CHAMBRE SOCIALE B, 14 février 2025 — 22/02232
Texte intégral
AFFAIRE PRUD'HOMALE
RAPPORTEUR
N° RG 22/02232 - N° Portalis DBVX-V-B7G-OGJQ
[O]
C/
S.A.S. CENTRAL AUTOS
APPEL D'UNE DÉCISION DU :
Conseil de Prud'hommes - Formation de départage de LYON
du 24 Février 2022
RG : F17/01060
COUR D'APPEL DE LYON
CHAMBRE SOCIALE B
ARRÊT DU 14 FEVRIER 2025
APPELANT :
[C] [O]
né le 28 Août 1978 à [Localité 5]
[Adresse 1]
[Localité 4]
représenté par Me Yves HARTEMANN de la SCP YVES HARTEMANN JOSEPH PALAZZOLO, avocat au barreau de LYON substitué par Me Perrine CHAMPAVERT, avocat au barreau de LYON
INTIMÉE :
S.A.S. CENTRAL AUTOS
[Adresse 2]
[Localité 3]
représentée par Me Corinne MENICHELLI de la SELARL BDMV AVOCATS, avocat au barreau de LYON
DÉBATS EN AUDIENCE PUBLIQUE DU : 12 Décembre 2024
Présidée par Catherine CHANEZ, Conseillère magistrat rapporteur, (sans opposition des parties dûment avisées) qui en a rendu compte à la Cour dans son délibéré, assistée pendant les débats de Mihaela BOGHIU, Greffière.
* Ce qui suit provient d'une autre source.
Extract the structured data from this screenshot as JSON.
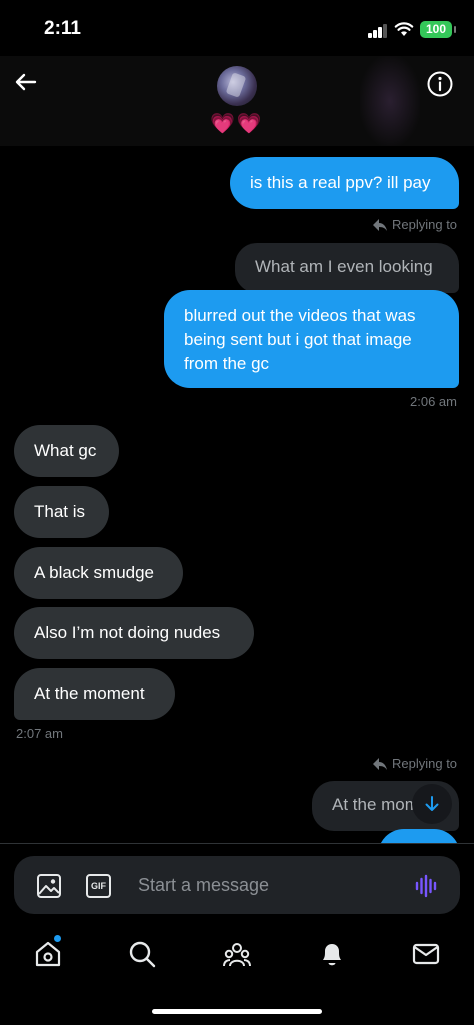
{
  "status_bar": {
    "time": "2:11",
    "battery": "100"
  },
  "header": {
    "hearts": "💗💗"
  },
  "messages": [
    {
      "id": "m1",
      "type": "sent",
      "text": "is this a real ppv? ill pay"
    },
    {
      "id": "m2",
      "type": "reply_tag",
      "text": "Replying to"
    },
    {
      "id": "m3",
      "type": "quoted",
      "text": "What am I even looking at"
    },
    {
      "id": "m4",
      "type": "sent",
      "lines": [
        "blurred out the videos that was",
        "being sent but i got that image",
        "from the gc"
      ]
    },
    {
      "id": "m5",
      "type": "time",
      "text": "2:06 am"
    },
    {
      "id": "m6",
      "type": "received",
      "text": "What gc"
    },
    {
      "id": "m7",
      "type": "received",
      "text": "That is"
    },
    {
      "id": "m8",
      "type": "received",
      "text": "A black smudge"
    },
    {
      "id": "m9",
      "type": "received",
      "text": "Also I’m not doing nudes"
    },
    {
      "id": "m10",
      "type": "received",
      "text": "At the moment"
    },
    {
      "id": "m11",
      "type": "time",
      "text": "2:07 am"
    },
    {
      "id": "m12",
      "type": "reply_tag",
      "text": "Replying to"
    },
    {
      "id": "m13",
      "type": "quoted",
      "text": "At the mom"
    }
  ],
  "composer": {
    "placeholder": "Start a message",
    "gif_label": "GIF"
  },
  "nav": [
    "home",
    "search",
    "communities",
    "notifications",
    "messages"
  ],
  "colors": {
    "accent": "#1d9bf0",
    "received_bubble": "#2f3336",
    "battery": "#34c759",
    "voice": "#7856ff"
  }
}
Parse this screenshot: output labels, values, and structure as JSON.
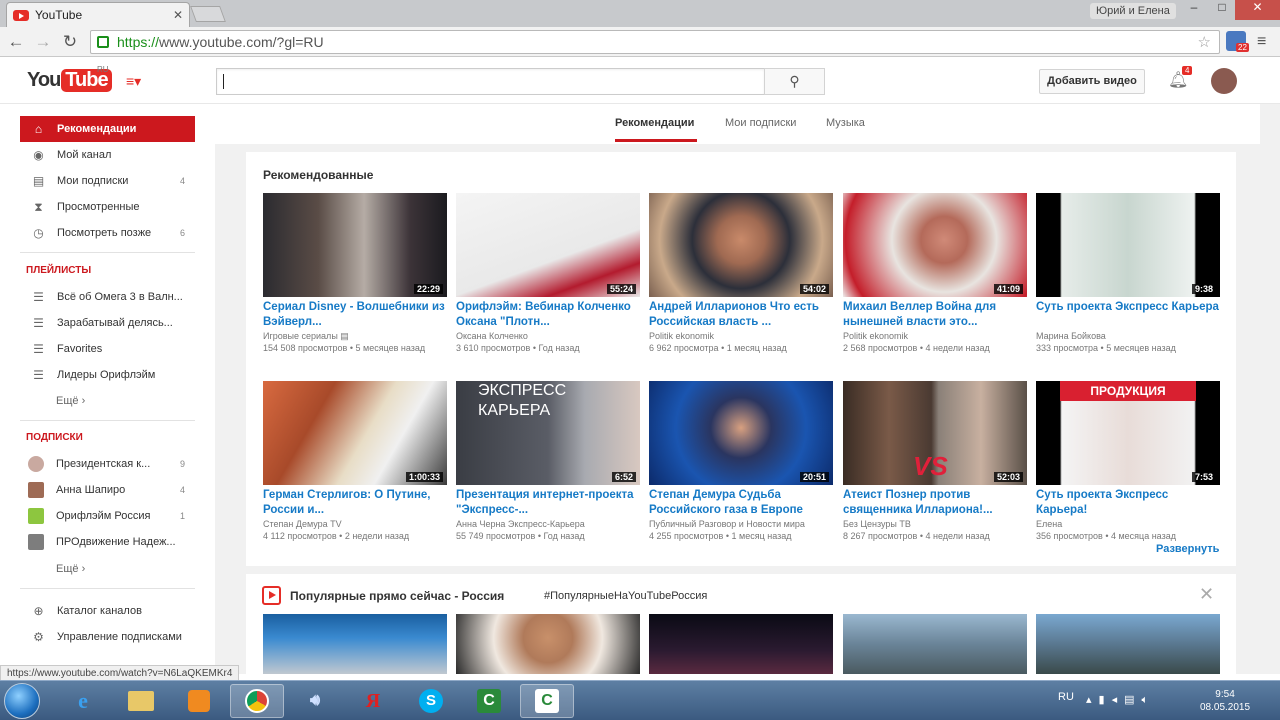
{
  "browser": {
    "tab_title": "YouTube",
    "tab_close": "✕",
    "user_chip": "Юрий и Елена",
    "url_https": "https://",
    "url_rest": "www.youtube.com/?gl=RU",
    "extension_badge": "22",
    "status_url": "https://www.youtube.com/watch?v=N6LaQKEMKr4"
  },
  "header": {
    "logo_you": "You",
    "logo_tube": "Tube",
    "logo_region": "RU",
    "search_value": "",
    "upload_label": "Добавить видео",
    "notification_count": "4"
  },
  "sidebar": {
    "main": [
      {
        "label": "Рекомендации",
        "icon": "home-icon",
        "count": ""
      },
      {
        "label": "Мой канал",
        "icon": "user-icon",
        "count": ""
      },
      {
        "label": "Мои подписки",
        "icon": "subscriptions-icon",
        "count": "4"
      },
      {
        "label": "Просмотренные",
        "icon": "hourglass-icon",
        "count": ""
      },
      {
        "label": "Посмотреть позже",
        "icon": "clock-icon",
        "count": "6"
      }
    ],
    "playlists_header": "ПЛЕЙЛИСТЫ",
    "playlists": [
      {
        "label": "Всё об Омега 3 в Валн...",
        "count": ""
      },
      {
        "label": "Зарабатывай делясь...",
        "count": ""
      },
      {
        "label": "Favorites",
        "count": ""
      },
      {
        "label": "Лидеры Орифлэйм",
        "count": ""
      }
    ],
    "more_label": "Ещё",
    "subs_header": "ПОДПИСКИ",
    "subscriptions": [
      {
        "label": "Президентская к...",
        "count": "9"
      },
      {
        "label": "Анна Шапиро",
        "count": "4"
      },
      {
        "label": "Орифлэйм Россия",
        "count": "1"
      },
      {
        "label": "ПРОдвижение Надеж...",
        "count": ""
      }
    ],
    "bottom": [
      {
        "label": "Каталог каналов",
        "icon": "add-icon"
      },
      {
        "label": "Управление подписками",
        "icon": "settings-icon"
      }
    ]
  },
  "feed_tabs": [
    "Рекомендации",
    "Мои подписки",
    "Музыка"
  ],
  "shelf1": {
    "title": "Рекомендованные",
    "expand_label": "Развернуть",
    "videos": [
      {
        "title": "Сериал Disney - Волшебники из Вэйверл...",
        "channel": "Игровые сериалы ▤",
        "views": "154 508 просмотров",
        "age": "• 5 месяцев назад",
        "duration": "22:29"
      },
      {
        "title": "Орифлэйм: Вебинар Колченко Оксана \"Плотн...",
        "channel": "Оксана Колченко",
        "views": "3 610 просмотров",
        "age": "• Год назад",
        "duration": "55:24"
      },
      {
        "title": "Андрей Илларионов Что есть Российская власть ...",
        "channel": "Politik ekonomik",
        "views": "6 962 просмотра",
        "age": "• 1 месяц назад",
        "duration": "54:02"
      },
      {
        "title": "Михаил Веллер Война для нынешней власти это...",
        "channel": "Politik ekonomik",
        "views": "2 568 просмотров",
        "age": "• 4 недели назад",
        "duration": "41:09"
      },
      {
        "title": "Суть проекта Экспресс Карьера",
        "channel": "Марина Бойкова",
        "views": "333 просмотра",
        "age": "• 5 месяцев назад",
        "duration": "9:38"
      },
      {
        "title": "Герман Стерлигов: О Путине, России и...",
        "channel": "Степан Демура TV",
        "views": "4 112 просмотров",
        "age": "• 2 недели назад",
        "duration": "1:00:33"
      },
      {
        "title": "Презентация интернет-проекта \"Экспресс-...",
        "channel": "Анна Черна Экспресс-Карьера",
        "views": "55 749 просмотров",
        "age": "• Год назад",
        "duration": "6:52"
      },
      {
        "title": "Степан Демура Судьба Российского газа в Европе",
        "channel": "Публичный Разговор и Новости мира",
        "views": "4 255 просмотров",
        "age": "• 1 месяц назад",
        "duration": "20:51"
      },
      {
        "title": "Атеист Познер против священника Илларионa!...",
        "channel": "Без Цензуры ТВ",
        "views": "8 267 просмотров",
        "age": "• 4 недели назад",
        "duration": "52:03"
      },
      {
        "title": "Суть проекта Экспресс Карьера!",
        "channel": "Елена",
        "views": "356 просмотров",
        "age": "• 4 месяца назад",
        "duration": "7:53"
      }
    ],
    "thumb_texts": {
      "express": "ЭКСПРЕСС\nКАРЬЕРА",
      "produkcia": "ПРОДУКЦИЯ",
      "vs": "VS"
    }
  },
  "shelf2": {
    "title": "Популярные прямо сейчас - Россия",
    "hashtag": "#ПопулярныеНаYouTubeРоссия",
    "close": "✕"
  },
  "taskbar": {
    "lang": "RU",
    "time": "9:54",
    "date": "08.05.2015",
    "apps": [
      "ie-icon",
      "explorer-icon",
      "media-player-icon",
      "chrome-icon",
      "audio-icon",
      "yandex-icon",
      "skype-icon",
      "camtasia-icon",
      "camtasia-recorder-icon"
    ]
  },
  "colors": {
    "brand": "#e52d27",
    "active_nav": "#cc181e",
    "link": "#167ac6"
  }
}
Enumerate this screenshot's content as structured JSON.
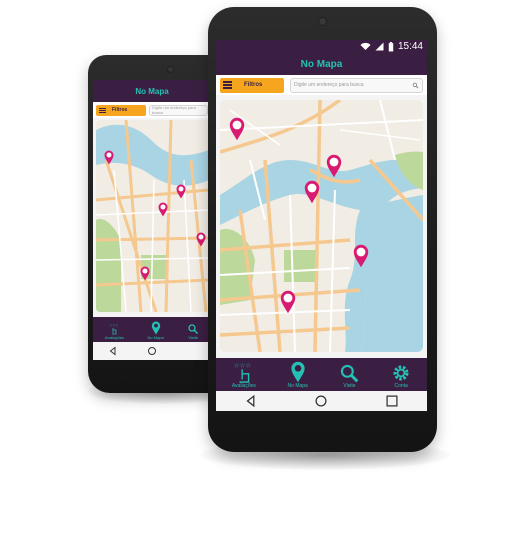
{
  "status": {
    "time": "15:44"
  },
  "header": {
    "title": "No Mapa"
  },
  "filter": {
    "label": "Filtros"
  },
  "search": {
    "placeholder": "Digite um endereço para busca"
  },
  "tabs": [
    {
      "label": "Avaliações",
      "icon": "rating-hand-icon"
    },
    {
      "label": "No Mapa",
      "icon": "map-pin-icon"
    },
    {
      "label": "Visite",
      "icon": "search-icon"
    },
    {
      "label": "Conta",
      "icon": "gear-icon"
    }
  ],
  "colors": {
    "header": "#3b1f43",
    "accent": "#25c0b4",
    "filter": "#f6a61e",
    "pin": "#d81b72",
    "water": "#a9d4e4",
    "park": "#bcd89a",
    "road": "#f5c88f"
  }
}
COMPOSITION DE LA COUR LORS DU DÉLIBÉRÉ :
- Béatrice REGNIER, Présidente
- Catherine CHANEZ, Conseillère
- Régis DEVAUX, Conseiller
ARRÊT : CONTRADICTOIRE
Prononcé publiquement le 14 Février 2025 par mise à disposition de l'arrêt au greffe de la Cour, les parties en ayant été préalablement avisées dans les conditions prévues à l'article 450 alinéa 2 du code de procédure civile ;
Signé par Béatrice REGNIER, Présidente et par Mihaela BOGHIU, Greffière auquel la minute de la décision a été remise par le magistrat signataire.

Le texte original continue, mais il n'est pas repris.